1. Criação de Processos.

A principal chamada utilizada para criação de processos, no Linux, é a fork() (além dela, poderíamos citar a clone() utilizada para criar processos-leves (lightweight process) que não serão tratados aqui), que baseia-se na cópia do processo-pai em um processo filho. Essa idéia se estende para a criação do espaço de endereçamento do processo-filho mas a cópia real de todo o espaço de endereçamento do pai seria uma tarefa muito onerosa e, muitas das vez, desnecessária, visto que muitas vez o processo-filho usa a chamada exec(), que modifica todo o seu código, desperdiçando toda a cópia. A abordagem utilizada pelo Linux para a criação do espaço de enderaçamento do processo-filho é chamada Copy-On-Write, cópia na escrita, que realiza um compartilhamento das páginas entre o pai e o filho, com a suas permissões modificadas somente para leitura assim, quando um dos processos tenta escrever, a página é copiada.
De uma forma simplificada, podemos descrever a sequencia de eventos como:

  • cria-se o processo com a chamada fork();
  • a chamada invoca a chamada copy_mm();
  • a chamada copy_mm() copia o descritor de memória do processo-pai, modificando alguns campos, entre eles, a alocação de um novo diretório de tabela de páginas (tabela de páginas de primeiro nível);
  • é, então, realizada a chamada, dependente da arquitetura init_new_context(), na arquitetura x86, ela é responsável pela cópia, se necessário, da LDT do processo-pai;
  • finalmente, é realizada a chamada dup_map que faz a cópia das regiões de memória e das tabelas de páginas do pai para o filho, para isso, é verificada todas as áreas utilizadas pelo pai, e, para aquelas que estão marcadas como privadas e com permissão de escrita, têm a sua permissão modificada para somente leitura, abrindo caminho para o sistema Copy-On-Write.

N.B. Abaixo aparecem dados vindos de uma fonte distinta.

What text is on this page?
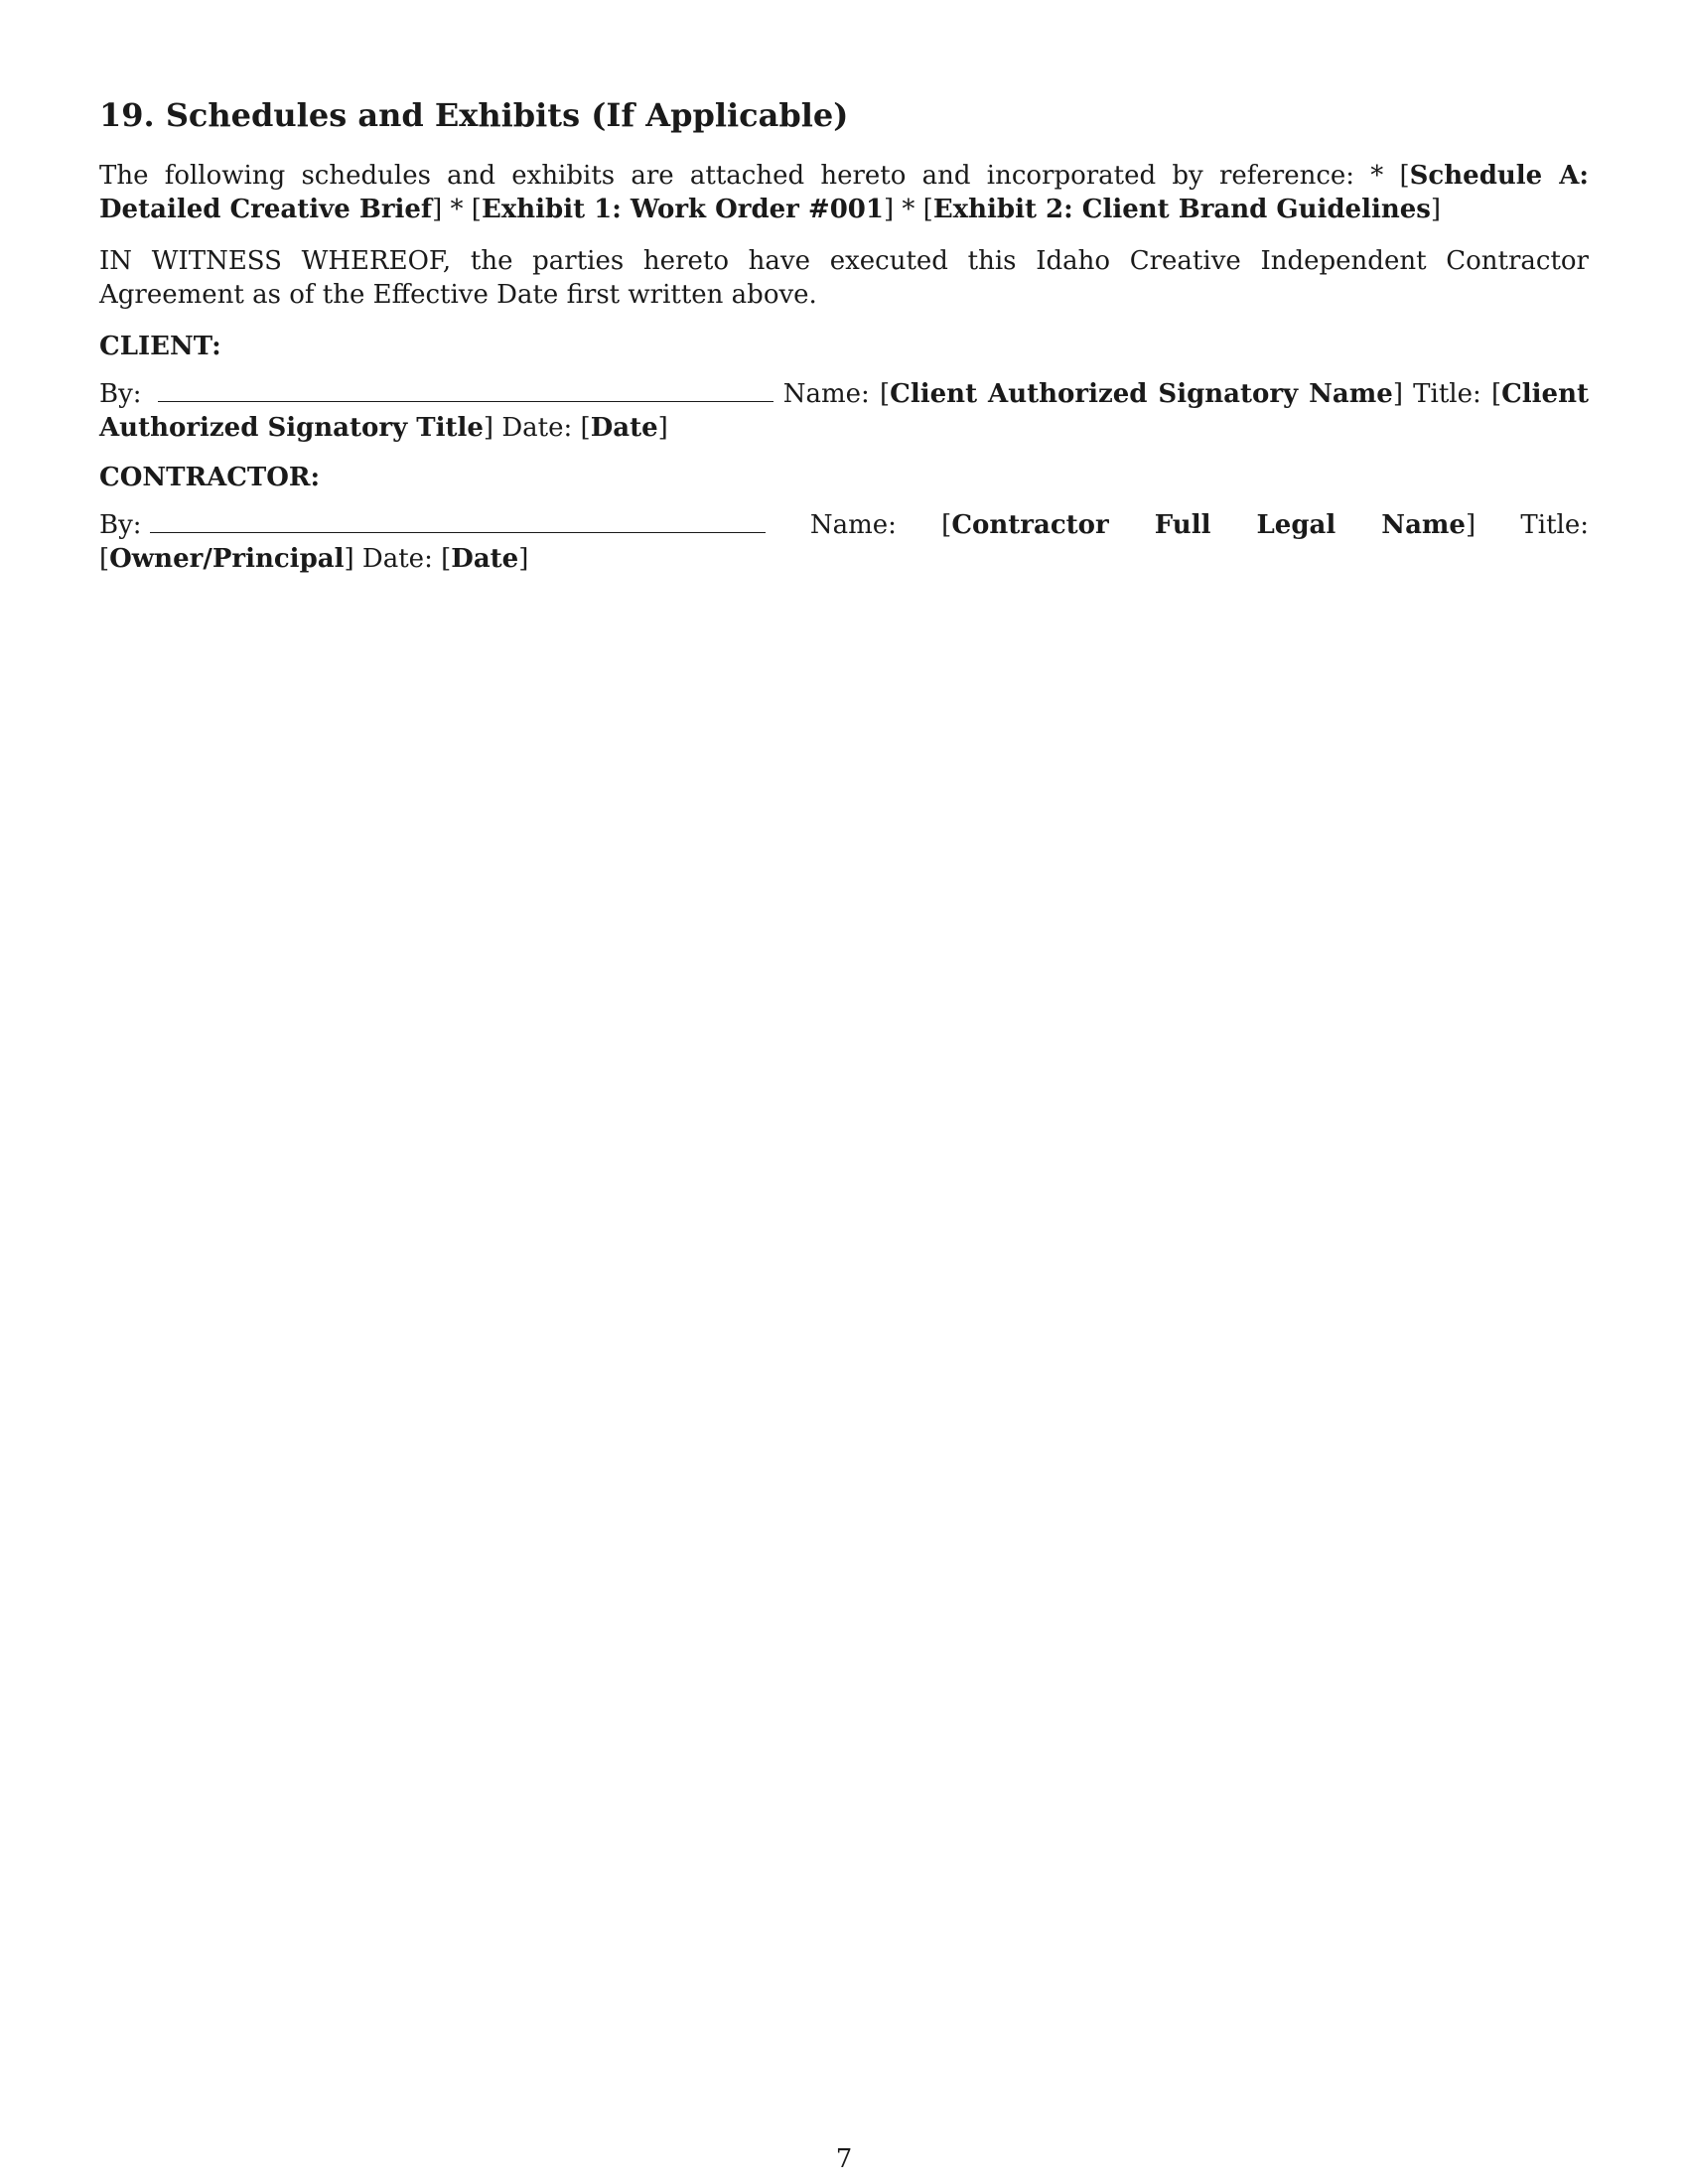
19. Schedules and Exhibits (If Applicable)

The following schedules and exhibits are attached hereto and incorporated by reference: * [Schedule A: Detailed Creative Brief] * [Exhibit 1: Work Order #001] * [Exhibit 2: Client Brand Guidelines]

IN WITNESS WHEREOF, the parties hereto have executed this Idaho Creative Independent Contractor Agreement as of the Effective Date first written above.

CLIENT:

By:	Name: [Client Authorized Signatory Name] Title: [Client Authorized Signatory Title] Date: [Date]

CONTRACTOR:

By:	Name: [Contractor Full Legal Name] Title: [Owner/Principal] Date: [Date]

7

2. Troca de contexto de processos.

A primeira etapa da troca de processos executada pelo kernel é justamente a mudança no espaço de endereçamento utilizado para aquele do processo. Isto é feito pela troca do Page Global Directory (diretório de tabelas de páginas). Na arquitetura x86, isto equivale a troca do valor do registrador cr3. Mudanças na TLB, ver TLB no Linux.

3. Page-fault

A ocorrência de uma chamada a um endereço virtual de memória que não está presenta na memória física (a partir da verificação de dados obtidos nas tabelas de páginas) geram umtipo especial de interrupção (também chamada de exceção, uma vez que é gerada pela execuação de uma instrução do próprio processador e não por um dispositivo externo) chamado page-fault. Isso também pode ocorrer, quando o processo tenta acessar uma região de memória sem ter as permissões necessárias, como será explicado mais adiante. Esta exceção deve ser tratada pelo kernel do sistema operacional. No Linux, a chamada responsável pelo tratamento dessa exceção é a do_page_fault(). Entre os parâmetros dessa função, é importante ressaltar um código de erro de 3 bits:

  • o primeiro bit diz sobre a presença ou na da página: 0 significa a ausência da página e 1, a falta das permissões necessárias para realizar a operação;
  • o segundo bit informa qual era o tipo de acesso que gerou a exceçaõ: 0 para leitura ou execução e 1 para escrita;
  • o terceiro bit informa qual o modo em que estava o processo: 0 para modo kernel e 1 para modo usuário.

A partir da combinação dessas informações e de outras, como o endereço estava no últimos gigabyte de endereço, é determinado a ação a ser tomada que pode ser:

  • requisição de página (com ou sem copy-on-write);
  • envio de sinal SIGSEGV (“Segmentation fault”);
  • finalização do processo.

A figura. a seguir, representa esse processo:

page-fault.jpg

4. Remoção de processos

Quando um processo é finalizado, analogamente ao que ocorre quando é inicializado, é realizada a chamada a exit_mm() do kernel. Esta chamada é responsável pela limpeza do descritor de memória do processo e todas as estruturas relacionadas. A maior parte desta tarefa é realizada pela chamada mmput() que libera a LDT, os descritores das regiões de memória e as tabelas de páginas.
O descritor, em si, é liberado quando o processo é, finalmente, desprezado pelo processador, através da chamada finish_task_switch().